The BSO includes a performance objective of 'Life Safety' at a more frequently occurring 'BSE-1' (10% probability of exceedance in 50 years - mean return period 474 years) earthquake, and 'Collapse Prevention' at a much rarer 'BSE-2' (2% probabiliy of exceedance in 50 years - mean return period 2,475 years) earthquake. The concept is that in a very rare – but devastating – earthquake, the structure would be prevented from completely collapsing, but would have virtually no reserve strength left. In more frequent earthquakes – the BSE-1 earthquake is close to the code 'Design Basis Earthquake' – the structure would retain some reserve strength and also would provide protection for the inhabitants against some of the worst life safety hazards.
Performance based design is still in its infancy.
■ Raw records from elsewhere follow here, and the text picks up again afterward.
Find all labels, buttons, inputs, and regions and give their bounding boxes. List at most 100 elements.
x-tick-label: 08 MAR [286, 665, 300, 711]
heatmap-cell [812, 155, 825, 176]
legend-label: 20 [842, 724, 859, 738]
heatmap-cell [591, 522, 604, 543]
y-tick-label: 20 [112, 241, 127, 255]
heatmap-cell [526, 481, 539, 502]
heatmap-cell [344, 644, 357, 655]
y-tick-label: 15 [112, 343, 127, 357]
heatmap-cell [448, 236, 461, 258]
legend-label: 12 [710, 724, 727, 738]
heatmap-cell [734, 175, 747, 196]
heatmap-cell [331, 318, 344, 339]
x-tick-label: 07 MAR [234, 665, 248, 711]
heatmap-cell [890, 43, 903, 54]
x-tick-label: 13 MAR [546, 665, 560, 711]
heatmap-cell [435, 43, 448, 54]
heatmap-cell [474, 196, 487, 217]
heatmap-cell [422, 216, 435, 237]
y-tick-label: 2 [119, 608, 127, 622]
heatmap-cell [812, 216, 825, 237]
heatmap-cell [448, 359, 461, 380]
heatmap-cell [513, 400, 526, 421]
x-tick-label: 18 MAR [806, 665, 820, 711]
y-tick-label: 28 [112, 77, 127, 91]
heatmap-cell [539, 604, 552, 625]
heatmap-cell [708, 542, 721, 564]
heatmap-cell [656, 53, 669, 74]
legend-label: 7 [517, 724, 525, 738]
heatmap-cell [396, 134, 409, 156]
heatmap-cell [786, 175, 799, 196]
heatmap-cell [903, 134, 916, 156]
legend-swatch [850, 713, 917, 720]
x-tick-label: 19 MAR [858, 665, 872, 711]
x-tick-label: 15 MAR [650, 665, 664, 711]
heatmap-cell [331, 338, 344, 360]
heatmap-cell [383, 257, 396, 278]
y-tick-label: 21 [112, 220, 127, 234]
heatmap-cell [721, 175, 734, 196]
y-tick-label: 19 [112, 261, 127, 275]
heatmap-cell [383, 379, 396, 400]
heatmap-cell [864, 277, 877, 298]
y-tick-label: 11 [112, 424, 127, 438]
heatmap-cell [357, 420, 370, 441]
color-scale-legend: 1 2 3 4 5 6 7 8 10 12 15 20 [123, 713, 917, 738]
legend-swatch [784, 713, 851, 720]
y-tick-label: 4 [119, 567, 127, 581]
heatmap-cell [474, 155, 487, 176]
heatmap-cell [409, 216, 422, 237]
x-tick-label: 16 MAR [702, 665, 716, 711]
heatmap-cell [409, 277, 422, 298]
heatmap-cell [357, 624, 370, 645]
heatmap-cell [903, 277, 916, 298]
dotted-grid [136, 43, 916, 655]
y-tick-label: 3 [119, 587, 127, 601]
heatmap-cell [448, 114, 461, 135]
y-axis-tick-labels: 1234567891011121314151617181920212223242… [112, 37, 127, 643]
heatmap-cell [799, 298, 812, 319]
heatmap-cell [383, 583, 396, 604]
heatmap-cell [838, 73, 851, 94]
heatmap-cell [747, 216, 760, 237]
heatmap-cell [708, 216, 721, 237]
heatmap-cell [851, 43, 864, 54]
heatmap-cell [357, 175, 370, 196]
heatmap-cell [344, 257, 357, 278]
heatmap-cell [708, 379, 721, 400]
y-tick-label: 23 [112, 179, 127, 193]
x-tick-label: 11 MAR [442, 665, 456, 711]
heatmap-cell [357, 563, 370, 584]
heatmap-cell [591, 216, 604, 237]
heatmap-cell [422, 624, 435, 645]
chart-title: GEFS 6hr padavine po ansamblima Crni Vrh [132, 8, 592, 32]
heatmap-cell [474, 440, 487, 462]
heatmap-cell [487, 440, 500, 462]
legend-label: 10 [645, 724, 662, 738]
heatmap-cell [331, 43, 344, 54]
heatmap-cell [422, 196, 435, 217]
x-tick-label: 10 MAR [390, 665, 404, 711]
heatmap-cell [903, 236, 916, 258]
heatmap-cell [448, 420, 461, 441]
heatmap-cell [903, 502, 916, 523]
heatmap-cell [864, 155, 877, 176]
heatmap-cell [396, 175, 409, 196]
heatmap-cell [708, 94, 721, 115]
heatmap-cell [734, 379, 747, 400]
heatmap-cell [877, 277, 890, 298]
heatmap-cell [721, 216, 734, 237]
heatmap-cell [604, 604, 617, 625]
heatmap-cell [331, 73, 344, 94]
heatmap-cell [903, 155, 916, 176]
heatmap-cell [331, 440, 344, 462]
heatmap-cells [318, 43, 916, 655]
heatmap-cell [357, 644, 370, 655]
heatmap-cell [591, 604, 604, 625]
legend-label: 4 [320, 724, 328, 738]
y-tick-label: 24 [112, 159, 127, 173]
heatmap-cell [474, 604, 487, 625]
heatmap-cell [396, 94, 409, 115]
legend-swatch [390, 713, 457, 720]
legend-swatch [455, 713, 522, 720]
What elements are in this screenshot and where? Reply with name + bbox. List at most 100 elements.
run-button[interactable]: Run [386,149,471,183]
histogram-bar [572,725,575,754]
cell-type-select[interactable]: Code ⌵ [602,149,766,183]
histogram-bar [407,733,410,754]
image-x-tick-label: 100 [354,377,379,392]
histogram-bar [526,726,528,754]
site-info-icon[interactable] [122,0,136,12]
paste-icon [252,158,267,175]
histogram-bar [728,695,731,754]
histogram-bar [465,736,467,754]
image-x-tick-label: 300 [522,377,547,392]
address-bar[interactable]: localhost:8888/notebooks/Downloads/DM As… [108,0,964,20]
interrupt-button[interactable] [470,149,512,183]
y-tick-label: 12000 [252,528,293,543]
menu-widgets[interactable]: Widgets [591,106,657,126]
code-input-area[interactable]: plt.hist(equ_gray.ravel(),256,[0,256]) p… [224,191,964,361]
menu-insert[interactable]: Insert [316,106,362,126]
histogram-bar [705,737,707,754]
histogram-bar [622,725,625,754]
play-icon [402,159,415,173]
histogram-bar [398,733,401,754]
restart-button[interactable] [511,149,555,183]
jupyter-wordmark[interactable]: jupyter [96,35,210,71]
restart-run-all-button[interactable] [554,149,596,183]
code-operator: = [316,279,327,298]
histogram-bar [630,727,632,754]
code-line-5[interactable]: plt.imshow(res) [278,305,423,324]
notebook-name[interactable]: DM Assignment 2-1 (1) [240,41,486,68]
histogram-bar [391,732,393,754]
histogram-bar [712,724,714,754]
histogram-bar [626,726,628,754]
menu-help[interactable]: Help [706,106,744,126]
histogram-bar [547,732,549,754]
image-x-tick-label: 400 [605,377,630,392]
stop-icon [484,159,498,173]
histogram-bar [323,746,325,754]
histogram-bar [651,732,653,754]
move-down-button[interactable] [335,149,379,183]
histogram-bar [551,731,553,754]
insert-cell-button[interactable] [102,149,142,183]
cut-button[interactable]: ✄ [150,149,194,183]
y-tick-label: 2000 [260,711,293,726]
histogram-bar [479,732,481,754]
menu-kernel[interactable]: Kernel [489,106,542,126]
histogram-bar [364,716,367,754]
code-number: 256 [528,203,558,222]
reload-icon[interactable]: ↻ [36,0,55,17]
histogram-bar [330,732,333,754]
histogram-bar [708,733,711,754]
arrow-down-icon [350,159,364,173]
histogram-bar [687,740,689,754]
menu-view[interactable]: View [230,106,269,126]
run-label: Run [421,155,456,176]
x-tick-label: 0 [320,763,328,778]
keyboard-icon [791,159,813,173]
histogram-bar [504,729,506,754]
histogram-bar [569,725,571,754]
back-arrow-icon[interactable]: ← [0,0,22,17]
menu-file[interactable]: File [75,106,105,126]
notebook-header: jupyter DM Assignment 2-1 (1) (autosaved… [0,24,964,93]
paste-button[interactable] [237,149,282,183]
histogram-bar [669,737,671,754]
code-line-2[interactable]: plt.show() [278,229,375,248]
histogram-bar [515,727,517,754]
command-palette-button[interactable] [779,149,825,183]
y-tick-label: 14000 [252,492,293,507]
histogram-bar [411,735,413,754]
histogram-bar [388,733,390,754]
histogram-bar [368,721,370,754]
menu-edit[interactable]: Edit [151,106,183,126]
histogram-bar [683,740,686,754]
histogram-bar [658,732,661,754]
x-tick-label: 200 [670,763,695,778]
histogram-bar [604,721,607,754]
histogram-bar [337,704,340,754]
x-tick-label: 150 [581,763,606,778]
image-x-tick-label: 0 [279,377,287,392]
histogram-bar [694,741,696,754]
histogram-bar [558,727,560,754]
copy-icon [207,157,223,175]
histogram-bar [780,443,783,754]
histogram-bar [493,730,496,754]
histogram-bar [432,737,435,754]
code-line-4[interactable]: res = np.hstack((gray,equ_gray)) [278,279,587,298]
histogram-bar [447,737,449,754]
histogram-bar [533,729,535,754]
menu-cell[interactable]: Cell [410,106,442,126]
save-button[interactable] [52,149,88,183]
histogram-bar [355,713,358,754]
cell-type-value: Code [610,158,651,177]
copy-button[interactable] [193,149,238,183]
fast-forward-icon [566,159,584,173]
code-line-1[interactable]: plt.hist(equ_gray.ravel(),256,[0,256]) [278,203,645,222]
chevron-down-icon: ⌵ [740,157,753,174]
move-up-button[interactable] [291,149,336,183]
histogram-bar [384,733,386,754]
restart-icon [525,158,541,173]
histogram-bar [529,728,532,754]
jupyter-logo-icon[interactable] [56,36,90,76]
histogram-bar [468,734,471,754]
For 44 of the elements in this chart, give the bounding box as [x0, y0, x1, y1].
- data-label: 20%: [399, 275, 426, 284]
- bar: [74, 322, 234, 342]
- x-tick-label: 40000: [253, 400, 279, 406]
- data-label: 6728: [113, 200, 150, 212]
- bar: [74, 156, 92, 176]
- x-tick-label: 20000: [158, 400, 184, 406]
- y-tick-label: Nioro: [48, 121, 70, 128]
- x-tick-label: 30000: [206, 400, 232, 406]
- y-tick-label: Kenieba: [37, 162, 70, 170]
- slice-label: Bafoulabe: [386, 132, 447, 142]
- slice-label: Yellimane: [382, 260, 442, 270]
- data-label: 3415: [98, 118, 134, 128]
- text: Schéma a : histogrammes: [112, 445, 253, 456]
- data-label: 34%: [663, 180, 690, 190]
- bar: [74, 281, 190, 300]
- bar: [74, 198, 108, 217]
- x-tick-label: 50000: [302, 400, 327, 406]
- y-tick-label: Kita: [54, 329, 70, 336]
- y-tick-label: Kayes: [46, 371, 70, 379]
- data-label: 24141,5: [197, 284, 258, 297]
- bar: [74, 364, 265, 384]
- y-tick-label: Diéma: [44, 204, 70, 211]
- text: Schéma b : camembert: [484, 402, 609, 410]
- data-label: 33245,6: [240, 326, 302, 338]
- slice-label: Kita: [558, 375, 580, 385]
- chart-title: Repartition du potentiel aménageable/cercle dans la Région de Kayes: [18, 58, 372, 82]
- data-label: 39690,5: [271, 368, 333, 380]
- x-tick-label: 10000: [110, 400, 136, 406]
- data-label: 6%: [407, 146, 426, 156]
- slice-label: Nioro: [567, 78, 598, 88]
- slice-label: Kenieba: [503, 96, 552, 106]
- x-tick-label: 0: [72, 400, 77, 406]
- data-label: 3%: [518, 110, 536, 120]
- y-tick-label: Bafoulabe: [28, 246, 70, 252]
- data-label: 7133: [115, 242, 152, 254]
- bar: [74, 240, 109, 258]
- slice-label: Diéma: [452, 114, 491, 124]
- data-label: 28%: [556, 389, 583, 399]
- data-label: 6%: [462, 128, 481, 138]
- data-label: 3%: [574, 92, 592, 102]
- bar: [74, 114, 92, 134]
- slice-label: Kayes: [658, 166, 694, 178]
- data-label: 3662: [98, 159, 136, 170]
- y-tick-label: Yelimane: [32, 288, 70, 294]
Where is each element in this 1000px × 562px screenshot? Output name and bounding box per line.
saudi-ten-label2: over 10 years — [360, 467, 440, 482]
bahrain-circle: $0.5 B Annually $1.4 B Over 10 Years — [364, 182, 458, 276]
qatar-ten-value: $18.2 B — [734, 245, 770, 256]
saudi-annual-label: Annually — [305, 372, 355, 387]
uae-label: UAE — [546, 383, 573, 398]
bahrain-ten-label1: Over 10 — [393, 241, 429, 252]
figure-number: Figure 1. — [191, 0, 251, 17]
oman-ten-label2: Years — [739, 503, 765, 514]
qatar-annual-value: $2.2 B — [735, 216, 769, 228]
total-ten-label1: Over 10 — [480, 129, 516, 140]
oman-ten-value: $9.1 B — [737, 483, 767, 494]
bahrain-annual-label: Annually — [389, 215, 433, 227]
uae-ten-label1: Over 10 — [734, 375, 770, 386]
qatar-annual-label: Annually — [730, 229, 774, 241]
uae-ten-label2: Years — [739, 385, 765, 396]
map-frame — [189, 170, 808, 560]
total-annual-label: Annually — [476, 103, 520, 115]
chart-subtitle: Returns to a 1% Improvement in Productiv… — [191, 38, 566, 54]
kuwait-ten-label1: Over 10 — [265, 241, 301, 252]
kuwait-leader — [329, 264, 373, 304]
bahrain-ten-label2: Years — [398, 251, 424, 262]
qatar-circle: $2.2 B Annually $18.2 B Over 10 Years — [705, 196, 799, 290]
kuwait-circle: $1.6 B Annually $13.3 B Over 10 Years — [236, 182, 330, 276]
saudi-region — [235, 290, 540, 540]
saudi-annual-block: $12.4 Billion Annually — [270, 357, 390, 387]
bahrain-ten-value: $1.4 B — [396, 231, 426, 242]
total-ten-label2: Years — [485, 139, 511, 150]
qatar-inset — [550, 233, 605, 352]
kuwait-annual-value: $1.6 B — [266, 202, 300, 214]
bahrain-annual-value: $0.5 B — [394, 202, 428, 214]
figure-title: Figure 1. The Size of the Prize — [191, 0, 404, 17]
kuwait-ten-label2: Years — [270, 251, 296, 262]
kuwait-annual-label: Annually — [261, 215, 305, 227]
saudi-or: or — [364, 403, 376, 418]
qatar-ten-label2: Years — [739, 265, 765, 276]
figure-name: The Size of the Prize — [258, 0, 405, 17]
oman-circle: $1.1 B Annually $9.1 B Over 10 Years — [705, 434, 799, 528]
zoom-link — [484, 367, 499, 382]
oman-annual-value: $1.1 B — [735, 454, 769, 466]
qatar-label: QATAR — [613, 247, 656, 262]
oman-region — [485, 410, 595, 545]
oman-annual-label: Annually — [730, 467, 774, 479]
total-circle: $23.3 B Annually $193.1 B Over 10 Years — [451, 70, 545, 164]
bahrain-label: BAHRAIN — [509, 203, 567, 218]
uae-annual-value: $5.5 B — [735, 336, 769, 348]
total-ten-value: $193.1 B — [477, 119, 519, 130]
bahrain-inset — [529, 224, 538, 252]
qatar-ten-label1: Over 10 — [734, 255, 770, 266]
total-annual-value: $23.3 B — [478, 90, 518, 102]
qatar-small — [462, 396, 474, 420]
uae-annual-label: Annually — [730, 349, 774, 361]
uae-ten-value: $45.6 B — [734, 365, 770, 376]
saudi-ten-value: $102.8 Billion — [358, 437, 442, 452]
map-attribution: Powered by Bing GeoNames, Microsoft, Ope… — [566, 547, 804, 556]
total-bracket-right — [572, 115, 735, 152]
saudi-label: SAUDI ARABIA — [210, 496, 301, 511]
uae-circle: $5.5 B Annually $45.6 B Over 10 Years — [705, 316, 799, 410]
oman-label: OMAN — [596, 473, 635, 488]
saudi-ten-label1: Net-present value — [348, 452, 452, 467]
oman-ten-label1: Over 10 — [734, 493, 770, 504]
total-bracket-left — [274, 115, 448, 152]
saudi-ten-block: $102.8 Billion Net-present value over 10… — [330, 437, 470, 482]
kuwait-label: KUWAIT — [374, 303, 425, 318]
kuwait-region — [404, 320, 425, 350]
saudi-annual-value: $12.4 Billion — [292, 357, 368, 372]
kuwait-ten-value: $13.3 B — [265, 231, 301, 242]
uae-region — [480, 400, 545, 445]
Unfortunately, it is very difficult to properly test – prior to an actual earthquake – how well a design procedure is both going to perform, and more importantly be interpreted by engineers and actually be implemented by builders. Terms such as ‘Life Safety’ and ‘Immediate Occupancy’, which have technical meanings in ASCE 41 and ASCE 31, should not be taken too literally at this point. The terms should rather be looked at as relative qualitative building performance levels.
Structural engineers, also, have a tendency to forget that all of the complex analysis in ASCE 41 is literally sitting upon statistical, approximate ground motion studies. Every few years, the US Geological Survey has been revising their ground motion maps based on new research or discoveries, sometimes quite dramatically. Hopefully the rate and magnitude of changes in ground motions will slow in the coming years.
The benefit of these new methodologies, though, to a building owner are that they take the rather hidden assumptions that are always present in our building codes up to this point – that a building is ‘safe’, for instance – and make them into clear, up front design decisions. The hope is that this will lead to a more sophisticated understanding and approach to building performance.
*I am intentionally separating 'evaluation' from 'retrofit'. There is ongoing discussion among structural engineers about the exact technical approach, but the general consensus is that evaluation methodologies need to be more forgiving of structural deficiencies than retrofit methodologies. This prevents a type of hair trigger in which small changes in ground motion studies or material properties, for example, could trigger a retrofit.